Les itinéraires de randonnée VTT
Suite à une analyse non-exhaustive des itinéraires proposés par les agences touristiques, nous avons retenu trois principaux itinéraires de Raid VTT. Les traversées respectives du Haut Atlas, du Haut Atlas Sud-Nord (hautes vallées du Haut Atlas) et du Haut Atlas central.
Au départ de Marrakech, ces itinéraires permettent de sillonner les sentiers du Haut Atlas, en long et en large. On constate aussi qu’il se dégage une tendance à privilégier certaines destinations. La vallée d’Aït Bouguemez, le Toubkal, le M’Goun, Zaouiat Ahensal, la vallée des Roses et la vallée de Dadès.
Mohamed Imharkan nous éclaire sur le fait que ces itinéraires ont été créés par les guides de montagne : « Dans le Haut Atlas, j’ai l’habitude d’emprunter trois circuits. Il m’arrive aussi de créer des itinéraires ».

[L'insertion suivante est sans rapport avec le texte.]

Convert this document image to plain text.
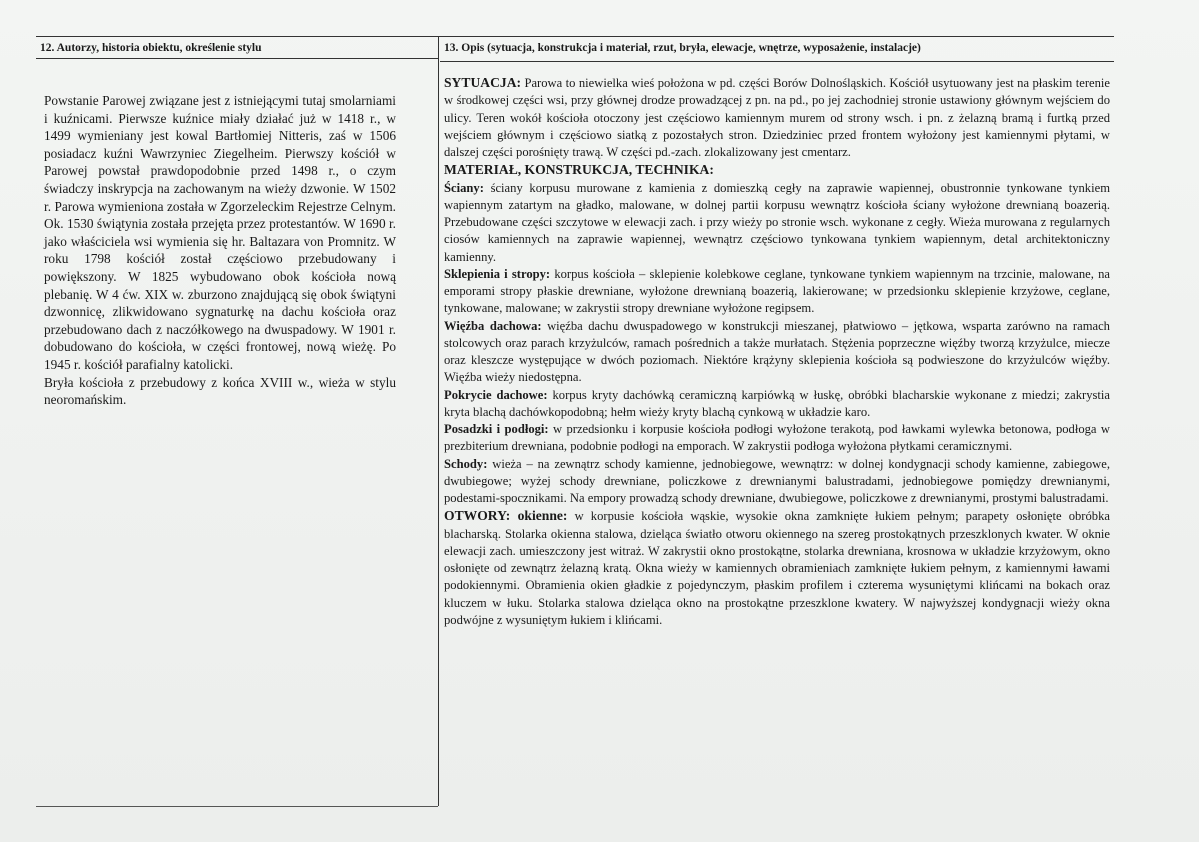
12. Autorzy, historia obiektu, określenie stylu	13. Opis (sytuacja, konstrukcja i materiał, rzut, bryła, elewacje, wnętrze, wyposażenie, instalacje)

Powstanie Parowej związane jest z istniejącymi tutaj smolarniami i kuźnicami. Pierwsze kuźnice miały działać już w 1418 r., w 1499 wymieniany jest kowal Bartłomiej Nitteris, zaś w 1506 posiadacz kuźni Wawrzyniec Ziegelheim. Pierwszy kościół w Parowej powstał prawdopodobnie przed 1498 r., o czym świadczy inskrypcja na zachowanym na wieży dzwonie. W 1502 r. Parowa wymieniona została w Zgorzeleckim Rejestrze Celnym. Ok. 1530 świątynia została przejęta przez protestantów. W 1690 r. jako właściciela wsi wymienia się hr. Baltazara von Promnitz. W roku 1798 kościół został częściowo przebudowany i powiększony. W 1825 wybudowano obok kościoła nową plebanię. W 4 ćw. XIX w. zburzono znajdującą się obok świątyni dzwonnicę, zlikwidowano sygnaturkę na dachu kościoła oraz przebudowano dach z naczółkowego na dwuspadowy. W 1901 r. dobudowano do kościoła, w części frontowej, nową wieżę. Po 1945 r. kościół parafialny katolicki.

Bryła kościoła z przebudowy z końca XVIII w., wieża w stylu neoromańskim.

SYTUACJA: Parowa to niewielka wieś położona w pd. części Borów Dolnośląskich. Kościół usytuowany jest na płaskim terenie w środkowej części wsi, przy głównej drodze prowadzącej z pn. na pd., po jej zachodniej stronie ustawiony głównym wejściem do ulicy. Teren wokół kościoła otoczony jest częściowo kamiennym murem od strony wsch. i pn. z żelazną bramą i furtką przed wejściem głównym i częściowo siatką z pozostałych stron. Dziedziniec przed frontem wyłożony jest kamiennymi płytami, w dalszej części porośnięty trawą. W części pd.-zach. zlokalizowany jest cmentarz.

MATERIAŁ, KONSTRUKCJA, TECHNIKA:

Ściany: ściany korpusu murowane z kamienia z domieszką cegły na zaprawie wapiennej, obustronnie tynkowane tynkiem wapiennym zatartym na gładko, malowane, w dolnej partii korpusu wewnątrz kościoła ściany wyłożone drewnianą boazerią. Przebudowane części szczytowe w elewacji zach. i przy wieży po stronie wsch. wykonane z cegły. Wieża murowana z regularnych ciosów kamiennych na zaprawie wapiennej, wewnątrz częściowo tynkowana tynkiem wapiennym, detal architektoniczny kamienny.

Sklepienia i stropy: korpus kościoła – sklepienie kolebkowe ceglane, tynkowane tynkiem wapiennym na trzcinie, malowane, na emporami stropy płaskie drewniane, wyłożone drewnianą boazerią, lakierowane; w przedsionku sklepienie krzyżowe, ceglane, tynkowane, malowane; w zakrystii stropy drewniane wyłożone regipsem.

Więźba dachowa: więźba dachu dwuspadowego w konstrukcji mieszanej, płatwiowo – jętkowa, wsparta zarówno na ramach stolcowych oraz parach krzyżulców, ramach pośrednich a także murłatach. Stężenia poprzeczne więźby tworzą krzyżulce, miecze oraz kleszcze występujące w dwóch poziomach. Niektóre krążyny sklepienia kościoła są podwieszone do krzyżulców więźby. Więźba wieży niedostępna.

Pokrycie dachowe: korpus kryty dachówką ceramiczną karpiówką w łuskę, obróbki blacharskie wykonane z miedzi; zakrystia kryta blachą dachówkopodobną; hełm wieży kryty blachą cynkową w układzie karo.

Posadzki i podłogi: w przedsionku i korpusie kościoła podłogi wyłożone terakotą, pod ławkami wylewka betonowa, podłoga w prezbiterium drewniana, podobnie podłogi na emporach. W zakrystii podłoga wyłożona płytkami ceramicznymi.

Schody: wieża – na zewnątrz schody kamienne, jednobiegowe, wewnątrz: w dolnej kondygnacji schody kamienne, zabiegowe, dwubiegowe; wyżej schody drewniane, policzkowe z drewnianymi balustradami, jednobiegowe pomiędzy drewnianymi, podestami-spocznikami. Na empory prowadzą schody drewniane, dwubiegowe, policzkowe z drewnianymi, prostymi balustradami.

OTWORY: okienne: w korpusie kościoła wąskie, wysokie okna zamknięte łukiem pełnym; parapety osłonięte obróbka blacharską. Stolarka okienna stalowa, dzieląca światło otworu okiennego na szereg prostokątnych przeszklonych kwater. W oknie elewacji zach. umieszczony jest witraż. W zakrystii okno prostokątne, stolarka drewniana, krosnowa w układzie krzyżowym, okno osłonięte od zewnątrz żelazną kratą. Okna wieży w kamiennych obramieniach zamknięte łukiem pełnym, z kamiennymi ławami podokiennymi. Obramienia okien gładkie z pojedynczym, płaskim profilem i czterema wysuniętymi klińcami na bokach oraz kluczem w łuku. Stolarka stalowa dzieląca okno na prostokątne przeszklone kwatery. W najwyższej kondygnacji wieży okna podwójne z wysuniętym łukiem i klińcami.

Alors, quels sont les critères nécessaires pour la création d’un itinéraire? «Premièrement, il faut emprunter à 90 % les sentiers, afin de s’éloigner de la civilisation et s’enfoncer dans les massifs montagneux. Deuxièmement, il est préférable de ne pas dépasser les 70 km par jour. Il ne faut pas également programmer plus de deux cols de 2500m d’altitude par étape. S’il y en a par exemple quatre, ça peut rapidement devenir infernal pour un certain type de clients. Pour les sportifs, c’est no-limit, sans oublier de prendre en considération les lieux de campement et de bivouac».
Une dernière option s’offre aux cyclotouristes: les itinéraires à la carte, mais sous certaines conditions « Il y a des clients qui nous proposent des circuits selon leurs envies. Je les analyse et le plus souvent je les modifie. Dernièrement, un groupe de Bataves m’a proposé un itinéraire qu’ils avaient tracé sur Google Maps. Après analyse, il s’est avéré que les étapes étaient plus longues sur le terrain. Je leur ai expliqué que leur demande tenait du surhumain. La réalité n’a rien à voir avec une carte », nous explique notre source. En outre, il existe un autre type d’itinéraires consacré au Trail d’enduro et d’All Mountain Bike, proposé par les Renards de l’Atlas, contrairement aux panneaux de signalisation relatifs aux itinéraires touristiques et encore moins au Mountain Bike.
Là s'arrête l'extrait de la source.